10 Eylül 2012 Pazartesi

Abdullah Avcı ve İçi Boş Basın Toplantıları


     Milli mutabakat ile takıma getirilen Abdullah Avcı konuşmaya başladı artık. Bugüne kadar İBB ile ilk 8'in büyük başarı olduğu gerekçesiyle ve istikrarlı (buradaki istikrardan kasıt sanırım kendini kovdurmamış olması) olması ile çok alkış aldı.

     İlk kez belki de Avcı bu kadar eleştiriyle karşı karşıya kaldı. Ve bu eleştirileri karşılamaya çalışırken de olmadık laflar ediyor. Mesela " ...ekibimle beraber yaptığımız hazırlıkların karşılığını aldık. Amsterdam Arana'da topla oynama yüzdemiz son 10-12 yıla bakıldığında topla oynama yüzdemiz %50-50 ile eşit seviyede. En az rakip kadar belki de daha fazla pozisyona girdik. Çok fazla baskı uyguladık. 25 yaş ortalamasıyla yeni 6 oyuncu oynattık..." Öncelikle buradaki tahliller ne derece doğru ona bakmak lazım!

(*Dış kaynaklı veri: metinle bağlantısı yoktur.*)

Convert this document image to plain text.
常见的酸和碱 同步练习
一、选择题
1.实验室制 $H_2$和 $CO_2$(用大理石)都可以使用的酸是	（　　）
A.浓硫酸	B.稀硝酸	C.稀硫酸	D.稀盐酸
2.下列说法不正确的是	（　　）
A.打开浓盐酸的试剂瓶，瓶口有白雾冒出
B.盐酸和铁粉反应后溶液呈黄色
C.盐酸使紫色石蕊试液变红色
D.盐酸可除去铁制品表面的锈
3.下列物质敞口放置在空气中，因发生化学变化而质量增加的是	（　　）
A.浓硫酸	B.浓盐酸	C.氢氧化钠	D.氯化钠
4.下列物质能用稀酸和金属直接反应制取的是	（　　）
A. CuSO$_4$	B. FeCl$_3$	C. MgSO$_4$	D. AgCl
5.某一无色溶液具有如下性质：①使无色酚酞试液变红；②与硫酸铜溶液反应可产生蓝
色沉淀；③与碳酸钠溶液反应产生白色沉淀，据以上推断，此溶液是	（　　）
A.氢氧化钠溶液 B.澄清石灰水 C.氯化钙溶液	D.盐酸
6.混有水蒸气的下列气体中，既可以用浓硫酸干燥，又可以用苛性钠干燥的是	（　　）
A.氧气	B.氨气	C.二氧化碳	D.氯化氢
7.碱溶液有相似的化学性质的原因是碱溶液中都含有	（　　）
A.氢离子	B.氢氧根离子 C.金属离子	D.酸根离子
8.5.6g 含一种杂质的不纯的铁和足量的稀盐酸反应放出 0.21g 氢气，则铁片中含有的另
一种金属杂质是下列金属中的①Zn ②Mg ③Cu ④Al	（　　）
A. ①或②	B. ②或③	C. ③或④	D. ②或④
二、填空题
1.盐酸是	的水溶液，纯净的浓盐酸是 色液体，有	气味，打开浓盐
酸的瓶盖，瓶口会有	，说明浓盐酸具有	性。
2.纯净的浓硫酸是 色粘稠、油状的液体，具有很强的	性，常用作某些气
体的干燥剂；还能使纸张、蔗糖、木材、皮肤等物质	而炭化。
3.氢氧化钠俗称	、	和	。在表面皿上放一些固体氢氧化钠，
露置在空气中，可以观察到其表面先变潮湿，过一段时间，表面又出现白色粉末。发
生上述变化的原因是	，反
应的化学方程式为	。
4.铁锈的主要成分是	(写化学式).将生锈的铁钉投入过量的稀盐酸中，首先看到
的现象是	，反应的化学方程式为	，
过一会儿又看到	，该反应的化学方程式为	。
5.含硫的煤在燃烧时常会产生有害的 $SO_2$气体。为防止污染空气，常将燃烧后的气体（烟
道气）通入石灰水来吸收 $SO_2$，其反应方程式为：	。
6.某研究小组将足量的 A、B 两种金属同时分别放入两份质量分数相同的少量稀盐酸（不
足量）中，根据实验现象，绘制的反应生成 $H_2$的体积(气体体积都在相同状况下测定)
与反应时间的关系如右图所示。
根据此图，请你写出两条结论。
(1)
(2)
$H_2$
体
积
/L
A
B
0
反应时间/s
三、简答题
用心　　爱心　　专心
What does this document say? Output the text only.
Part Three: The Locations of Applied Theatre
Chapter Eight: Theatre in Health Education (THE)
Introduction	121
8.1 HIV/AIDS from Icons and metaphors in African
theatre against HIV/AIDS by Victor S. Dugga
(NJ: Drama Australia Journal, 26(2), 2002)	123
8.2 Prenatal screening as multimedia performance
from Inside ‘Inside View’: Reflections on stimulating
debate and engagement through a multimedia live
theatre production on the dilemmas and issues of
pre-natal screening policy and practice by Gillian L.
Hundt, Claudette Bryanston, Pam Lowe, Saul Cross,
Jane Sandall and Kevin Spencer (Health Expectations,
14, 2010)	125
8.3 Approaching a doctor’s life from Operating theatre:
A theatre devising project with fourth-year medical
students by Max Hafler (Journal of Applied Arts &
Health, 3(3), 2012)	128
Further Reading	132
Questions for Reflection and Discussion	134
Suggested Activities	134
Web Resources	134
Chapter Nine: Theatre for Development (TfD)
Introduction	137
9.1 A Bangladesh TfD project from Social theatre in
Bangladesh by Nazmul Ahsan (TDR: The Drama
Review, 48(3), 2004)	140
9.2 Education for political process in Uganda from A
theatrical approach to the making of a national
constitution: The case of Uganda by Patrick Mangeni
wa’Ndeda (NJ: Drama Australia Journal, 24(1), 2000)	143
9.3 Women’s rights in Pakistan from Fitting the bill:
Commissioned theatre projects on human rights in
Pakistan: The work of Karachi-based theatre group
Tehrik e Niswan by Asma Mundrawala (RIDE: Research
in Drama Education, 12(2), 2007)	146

       Topla oynama yüzdesi rakamsal olarak denk ya da yakın olabilir peki sahaya yansıdı mı bu derseniz bence hayır. Aklıma Lucescu'lu dönemde Beşiktaş'ın derbi maçlarını hatırlayanlar bu rakamların bir hiç olduğunu bilirler. Galatasaray deplasmanında Fenerbahçe deplasmanında 1-0 lık galibiyetlerle dönen Beşiktaş rakibine %60-65 oranında topla oynama yüzdesi vermişti. Maçın içinde zaman zaman bu rakam yukarılara da taşınmıştı. Ama Galatasaray maçını düşünürsek önce yenilmeyelim diyerek çıkılan maçlarda İbrahim Üzülmez ile çıktığı tek pozisyonda gol bulup galibiyetle dönmüştü. Futbol iyi miydi hayır ama amaç hasıl olmuştu Beşiktaş şampiyon olmuştu o sezon. Topu ayağınızda tutmanız değil ayağınıza gelen topu nasıl kullandığınıza bağlı iş yani eşitlik bir anlam ifade etmiyor.

      25 yaş ortalaması konusuna gelince de bu övünülecek bir şey değil maalesef özellikle rakibiniz Hollanda ise. Hollanda 23 yaş ortalaması ile oynuyor ve sen 6 oyuncu diyorsun adamlar 7 yeni oyuncu ile oynuyor. O yüzden de yaş ortalaması ve yeni oyuncu sayısı rakam kalabalığından başka bir anlam ifade etmiyor.

     Selçuk İnan konusunda da Abdullah Avcı Kuyt'ı örnek gösteriyor. "Türkiye liginin en iyi oyuncusu Hollanda yedek kulübesinde oturabiliyor." Türkiye liginin kalitesi ya da niteliği ne acaba Abdullah Avcı'nın gözünde. Hollanda milli takımında kulübede oturmak değil Türkiye'ye geldikten sonra lig performansları kesin gösterge olmadığı için takıma çağrılmayan ya da aday kadroda elenen oyuncular var. Türkiye ligi bir kıstas olamaz bu konuda hele ki sıralamalarda Kıbrıs ile çekişiyorken.

     Abdullah Avcı'nın her söylediği bana "cık cık cık" çektiriyor. Bu tarz bir konuşma kıyaslama bu seviyede yapılacak hesaplamalar değil. İBB'de iken "rakibimiz güçlüydü bizden 3 büyüklere karşı oynamak deplasmanda çok zor ama %50-50 oynamak büyük başarı" demeye benzemez. Pratikte olmasa da teoride bu eleme grupları en üst seviye sayılabilecek bir konum. O yüzden zihniyetin biraz daha değişmesi lazım.

      Son bir kaç gündür Aykut Kocaman, Bülent Uygun derken şimdi de Abdullah Avcı meselesine girdik ve ana konu üçünde de söylemleriydi. Zor gözüküyor ama Avcı mentalitesini değiştirirse çok daha faydalı olabilir bu basın toplantısı konuşmaları. En azından mazeret bildiren öğrenci konumundan sadece açıklamaları dinlediğimiz bir ortam sağlanabilir. Kim bilir böyle bir tarz tutturulursa Sezen Aksu'nun da dediği gibi "iklim değişir Akdeniz olur" gruplardan lider çıkacağımız günler de gelir.